L’autre difficulté réside dans le poids écrasant de la dette. Le document budgétaire prévoit que « le ratio dette/PIB passerait de 44% en 2025 à 72,6% en 2027 ». Dans ces conditions, le pilotage intégré via le Compte Unique du Trésor, censé offrir une gestion plus fluide et rationnelle des finances publiques, ne pourra pas résoudre le problème structurel d’endettement croissant. Le risque est que le CUT devienne un simple tableau de bord affichant des déséquilibres permanents, sans marge de manœuvre réelle pour les corriger. C’est un peu comme renforcer la précision d’un thermomètre alors que la fièvre continue de monter : l’outil mesure mieux, mais il ne soigne pas.

De plus, l’exécution des investissements publics reste très en deçà des ambitions politiques. Le cadrage rappelle que « les investissements publics sur ressources propres devraient s’établir à 314,1 milliards de fcfa en moyenne annuelle sur la période », un montant qui apparaît dérisoire au regard des chantiers annoncés par le gouvernement. Même si Oyima parvient à améliorer la collecte des dividendes ou à limiter les exonérations, cela ne générera pas suffisamment de ressources pour combler l’écart.
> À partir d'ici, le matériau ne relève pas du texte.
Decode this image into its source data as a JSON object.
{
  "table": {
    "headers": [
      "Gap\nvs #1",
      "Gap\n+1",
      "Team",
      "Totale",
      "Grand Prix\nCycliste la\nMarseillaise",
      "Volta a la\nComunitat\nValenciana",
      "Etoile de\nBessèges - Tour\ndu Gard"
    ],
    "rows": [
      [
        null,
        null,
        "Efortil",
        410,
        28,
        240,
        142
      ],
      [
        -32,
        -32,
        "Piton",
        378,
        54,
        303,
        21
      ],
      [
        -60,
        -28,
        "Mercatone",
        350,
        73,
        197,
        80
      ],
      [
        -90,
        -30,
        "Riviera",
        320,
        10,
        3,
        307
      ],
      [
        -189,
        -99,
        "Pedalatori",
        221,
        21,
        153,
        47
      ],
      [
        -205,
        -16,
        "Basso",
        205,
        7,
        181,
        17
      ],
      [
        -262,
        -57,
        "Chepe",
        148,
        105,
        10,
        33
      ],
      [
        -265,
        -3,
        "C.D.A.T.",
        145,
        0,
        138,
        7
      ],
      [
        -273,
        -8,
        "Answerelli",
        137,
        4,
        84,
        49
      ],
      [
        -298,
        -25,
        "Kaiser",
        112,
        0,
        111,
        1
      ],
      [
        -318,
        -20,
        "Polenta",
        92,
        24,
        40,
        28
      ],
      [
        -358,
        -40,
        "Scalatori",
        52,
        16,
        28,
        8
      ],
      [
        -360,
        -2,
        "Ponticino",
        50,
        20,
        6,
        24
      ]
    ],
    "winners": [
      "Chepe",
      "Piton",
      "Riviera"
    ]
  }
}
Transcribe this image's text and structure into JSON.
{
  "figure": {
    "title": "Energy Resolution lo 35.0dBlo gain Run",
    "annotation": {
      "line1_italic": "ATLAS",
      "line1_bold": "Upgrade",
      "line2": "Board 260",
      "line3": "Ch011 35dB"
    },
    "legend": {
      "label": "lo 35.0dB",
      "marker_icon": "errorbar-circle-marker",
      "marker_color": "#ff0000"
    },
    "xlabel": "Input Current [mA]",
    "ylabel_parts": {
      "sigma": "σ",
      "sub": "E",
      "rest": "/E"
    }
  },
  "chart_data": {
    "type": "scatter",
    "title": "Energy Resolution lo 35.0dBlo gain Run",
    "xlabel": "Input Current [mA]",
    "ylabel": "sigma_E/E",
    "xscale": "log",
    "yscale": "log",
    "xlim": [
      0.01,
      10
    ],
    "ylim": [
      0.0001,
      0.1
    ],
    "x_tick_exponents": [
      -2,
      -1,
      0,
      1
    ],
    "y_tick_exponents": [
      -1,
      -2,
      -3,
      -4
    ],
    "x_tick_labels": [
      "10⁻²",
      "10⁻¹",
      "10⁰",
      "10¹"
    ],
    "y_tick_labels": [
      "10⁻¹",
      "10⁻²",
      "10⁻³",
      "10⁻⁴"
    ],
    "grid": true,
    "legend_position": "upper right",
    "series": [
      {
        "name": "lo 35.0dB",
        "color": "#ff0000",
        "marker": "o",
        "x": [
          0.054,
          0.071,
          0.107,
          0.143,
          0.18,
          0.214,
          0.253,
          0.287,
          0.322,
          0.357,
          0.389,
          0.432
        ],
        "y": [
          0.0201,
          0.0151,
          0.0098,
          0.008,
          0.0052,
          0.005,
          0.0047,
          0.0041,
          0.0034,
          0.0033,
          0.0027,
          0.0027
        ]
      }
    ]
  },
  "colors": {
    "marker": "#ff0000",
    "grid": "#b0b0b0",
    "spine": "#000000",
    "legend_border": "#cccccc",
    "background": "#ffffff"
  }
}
La conséquence prévisible c’est un recours accru aux financements extérieurs, qui viendront alourdir encore la dette.

Les annonces d’Oyima témoignent d’une volonté claire de moderniser la gestion financière. Mais en croisant ses mesures avec les projections officielles, on constate que la rigueur prônée risque de rester symbolique. Comme le souligne le cadrage, « la trajectoire budgétaire projetée reste incompatible avec les critères de convergence communautaire ». Le ministre de l’Économie dresse donc le portrait d’un chantier engagé, mais dont les fondations demeurent fragiles. Très fragiles.